Le gouvernement turkmène détient toujours dans des conditions très dures deux journalistes condamnés pour "possession de munitions illégales".
(RSF/IFEX) – Il y a trois ans, le 12 septembre 2006, Ogoulsapar Mouradova, correspondante de Radio Free Europe / Radio Liberty au Turkménistan, trouvait la mort après avoir reçu des coups très violents de ses geôliers à la prison de haute sécurité d’Ovodan Depe (au nord de la capitale, Ashgabat). Alors que le gouvernement turkmène détient toujours dans des conditions très dures deux de ses collègues condamnés en même temps qu’elle, Sapardourdy Khadjiev et Annakourban Amanklytchev, il multiplie les offensives de charme tous azimuts.
Dépendant des revenus tirés de l’exportation de son gaz, le Turkménistan cherche activement à diversifier ses débouchés et améliorer son image sur la scène internationale. Récemment, le président Gourbangouly Berdymoukhamedov a rencontré plusieurs chefs d’Etat de pays riverains de la mer Caspienne, scellé des retrouvailles avec le président russe Dmitri Medvedev le 13 septembre, puis aussitôt rencontré le président ukrainien Viktor Iouchtchenko. Dans un discours prononcé le 12 septembre, Gourbangouly Berdymoukhamedov a lancé un appel à tous les partenaires potentiels. Mentionnant l’ouverture d’ici la fin de l’année d’un gazoduc vers la Chine, il a également évoqué un projet de taille similaire – bien que beaucoup plus hypothétique – qui conduirait le gaz turkmène jusqu’à l’océan Indien. Surtout, il a rappelé que son pays était déterminé à rejoindre le projet de gazoduc européen Nabucco.
« Cette offensive diplomatique a été préparée de longue date par le successeur du ‘Turkmenbashi’. Mais le changement de ton du régime turkmène ne doit pas faire illusion. A l’heure où il entend acheter par cette posture l’indulgence de la communauté internationale, nous incitons plus que jamais ses partenaires potentiels à se pencher sur la situation concrète de ce pays, qui reste placé 171e sur 173 dans notre classement mondial de la liberté de la presse », a déclaré Reporters sans frontières.
« Au début de l’année 2009, le limogeage de deux importantes figures de la censure officielle avait pu donner des espoirs de libéralisation. Mais derrière la façade, rien n’a vraiment changé, et le Turkménistan reste l’un des pays les plus répressifs du monde pour les journalistes. Le paysage médiatique est exempt de toute critique envers le régime.
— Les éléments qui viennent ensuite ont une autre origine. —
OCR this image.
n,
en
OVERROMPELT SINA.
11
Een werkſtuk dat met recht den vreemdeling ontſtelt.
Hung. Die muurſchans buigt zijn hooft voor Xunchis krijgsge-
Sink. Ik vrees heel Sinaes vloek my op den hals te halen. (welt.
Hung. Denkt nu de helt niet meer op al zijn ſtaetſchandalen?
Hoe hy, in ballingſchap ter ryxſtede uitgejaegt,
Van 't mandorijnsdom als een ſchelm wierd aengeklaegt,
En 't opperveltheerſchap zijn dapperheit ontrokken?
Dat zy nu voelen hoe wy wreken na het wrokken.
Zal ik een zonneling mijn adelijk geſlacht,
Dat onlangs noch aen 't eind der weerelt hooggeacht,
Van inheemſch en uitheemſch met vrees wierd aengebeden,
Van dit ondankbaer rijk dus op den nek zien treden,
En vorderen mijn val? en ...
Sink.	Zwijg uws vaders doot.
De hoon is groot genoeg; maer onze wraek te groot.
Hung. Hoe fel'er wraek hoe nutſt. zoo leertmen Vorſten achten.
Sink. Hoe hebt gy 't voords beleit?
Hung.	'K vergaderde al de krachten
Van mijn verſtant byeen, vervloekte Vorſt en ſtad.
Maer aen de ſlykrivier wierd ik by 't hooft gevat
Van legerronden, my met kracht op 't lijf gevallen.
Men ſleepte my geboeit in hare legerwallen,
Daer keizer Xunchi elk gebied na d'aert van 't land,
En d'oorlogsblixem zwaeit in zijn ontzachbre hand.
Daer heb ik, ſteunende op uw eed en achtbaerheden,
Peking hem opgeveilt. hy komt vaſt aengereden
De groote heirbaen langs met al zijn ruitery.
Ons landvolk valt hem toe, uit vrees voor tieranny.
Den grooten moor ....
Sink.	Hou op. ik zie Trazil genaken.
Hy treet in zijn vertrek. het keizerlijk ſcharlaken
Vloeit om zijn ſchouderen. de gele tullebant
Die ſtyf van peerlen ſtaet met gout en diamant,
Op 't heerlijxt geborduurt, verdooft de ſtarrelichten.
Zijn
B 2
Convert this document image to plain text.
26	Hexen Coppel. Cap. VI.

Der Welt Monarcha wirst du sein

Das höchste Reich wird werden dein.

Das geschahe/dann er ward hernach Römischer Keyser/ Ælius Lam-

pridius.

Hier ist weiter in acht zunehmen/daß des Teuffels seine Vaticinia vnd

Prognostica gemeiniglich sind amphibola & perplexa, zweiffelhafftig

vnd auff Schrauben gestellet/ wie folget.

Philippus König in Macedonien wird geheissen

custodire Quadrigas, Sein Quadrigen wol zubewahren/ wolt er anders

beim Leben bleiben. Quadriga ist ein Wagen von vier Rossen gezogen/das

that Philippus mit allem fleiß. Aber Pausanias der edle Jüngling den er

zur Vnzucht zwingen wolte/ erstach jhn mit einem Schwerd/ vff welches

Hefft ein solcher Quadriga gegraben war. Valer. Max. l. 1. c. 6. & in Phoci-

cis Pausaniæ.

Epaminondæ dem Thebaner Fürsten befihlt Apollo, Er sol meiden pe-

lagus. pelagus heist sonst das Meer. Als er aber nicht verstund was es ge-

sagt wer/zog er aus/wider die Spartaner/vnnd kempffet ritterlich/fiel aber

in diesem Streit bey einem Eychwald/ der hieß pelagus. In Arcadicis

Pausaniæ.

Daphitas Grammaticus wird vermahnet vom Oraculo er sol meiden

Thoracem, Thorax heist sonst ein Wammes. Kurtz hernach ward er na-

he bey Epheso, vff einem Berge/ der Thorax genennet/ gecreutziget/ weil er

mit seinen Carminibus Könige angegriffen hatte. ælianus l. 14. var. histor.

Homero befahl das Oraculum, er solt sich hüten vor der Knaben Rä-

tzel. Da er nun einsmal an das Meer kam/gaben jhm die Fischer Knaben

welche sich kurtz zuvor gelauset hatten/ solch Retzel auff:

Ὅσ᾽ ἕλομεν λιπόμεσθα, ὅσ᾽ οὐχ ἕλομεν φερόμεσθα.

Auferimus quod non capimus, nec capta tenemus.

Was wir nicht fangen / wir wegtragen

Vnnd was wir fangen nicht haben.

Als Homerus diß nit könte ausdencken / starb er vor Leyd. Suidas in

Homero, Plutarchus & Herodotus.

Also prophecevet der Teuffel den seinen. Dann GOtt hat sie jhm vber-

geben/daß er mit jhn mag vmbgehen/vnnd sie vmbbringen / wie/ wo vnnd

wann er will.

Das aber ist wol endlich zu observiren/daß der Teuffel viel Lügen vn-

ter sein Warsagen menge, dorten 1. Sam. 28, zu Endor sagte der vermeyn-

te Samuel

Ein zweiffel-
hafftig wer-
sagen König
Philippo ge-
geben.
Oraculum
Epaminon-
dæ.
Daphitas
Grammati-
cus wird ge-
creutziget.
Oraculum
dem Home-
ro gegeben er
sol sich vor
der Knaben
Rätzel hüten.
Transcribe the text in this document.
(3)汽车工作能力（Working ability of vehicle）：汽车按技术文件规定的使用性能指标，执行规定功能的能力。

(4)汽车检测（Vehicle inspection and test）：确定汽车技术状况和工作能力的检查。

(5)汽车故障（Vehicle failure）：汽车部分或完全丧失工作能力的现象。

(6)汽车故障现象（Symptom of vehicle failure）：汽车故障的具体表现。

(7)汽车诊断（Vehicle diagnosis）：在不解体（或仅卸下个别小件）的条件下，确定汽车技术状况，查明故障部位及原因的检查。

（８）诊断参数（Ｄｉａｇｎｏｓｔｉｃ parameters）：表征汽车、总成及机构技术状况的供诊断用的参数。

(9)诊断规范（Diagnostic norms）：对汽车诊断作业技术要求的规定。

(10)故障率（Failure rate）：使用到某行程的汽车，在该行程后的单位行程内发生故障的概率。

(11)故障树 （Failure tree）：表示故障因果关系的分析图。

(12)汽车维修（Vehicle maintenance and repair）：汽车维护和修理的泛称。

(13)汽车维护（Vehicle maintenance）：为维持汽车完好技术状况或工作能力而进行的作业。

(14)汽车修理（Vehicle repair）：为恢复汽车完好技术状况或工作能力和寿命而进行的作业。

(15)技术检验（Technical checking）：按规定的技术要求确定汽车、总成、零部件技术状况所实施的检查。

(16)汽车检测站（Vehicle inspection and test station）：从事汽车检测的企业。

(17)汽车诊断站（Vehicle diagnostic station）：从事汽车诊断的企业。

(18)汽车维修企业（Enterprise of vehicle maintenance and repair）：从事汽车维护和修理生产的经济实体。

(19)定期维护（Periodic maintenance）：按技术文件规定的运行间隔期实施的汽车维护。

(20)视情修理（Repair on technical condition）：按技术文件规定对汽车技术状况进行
Des cybercafés ont été autorisés, mais l’accès aux sites d’opposition est bloqué, les courriers électroniques sont surveillés, et visiter des sites d’informations alternatifs peut se révéler extrêmement dangereux. Comment prendre au sérieux les velléités réformatrices d’un régime qui exhorte les journalistes locaux à prendre exemple sur les médias étrangers, tout en refusant arbitrairement de laisser journalistes et étudiants sortir du territoire? », poursuit l’organisation.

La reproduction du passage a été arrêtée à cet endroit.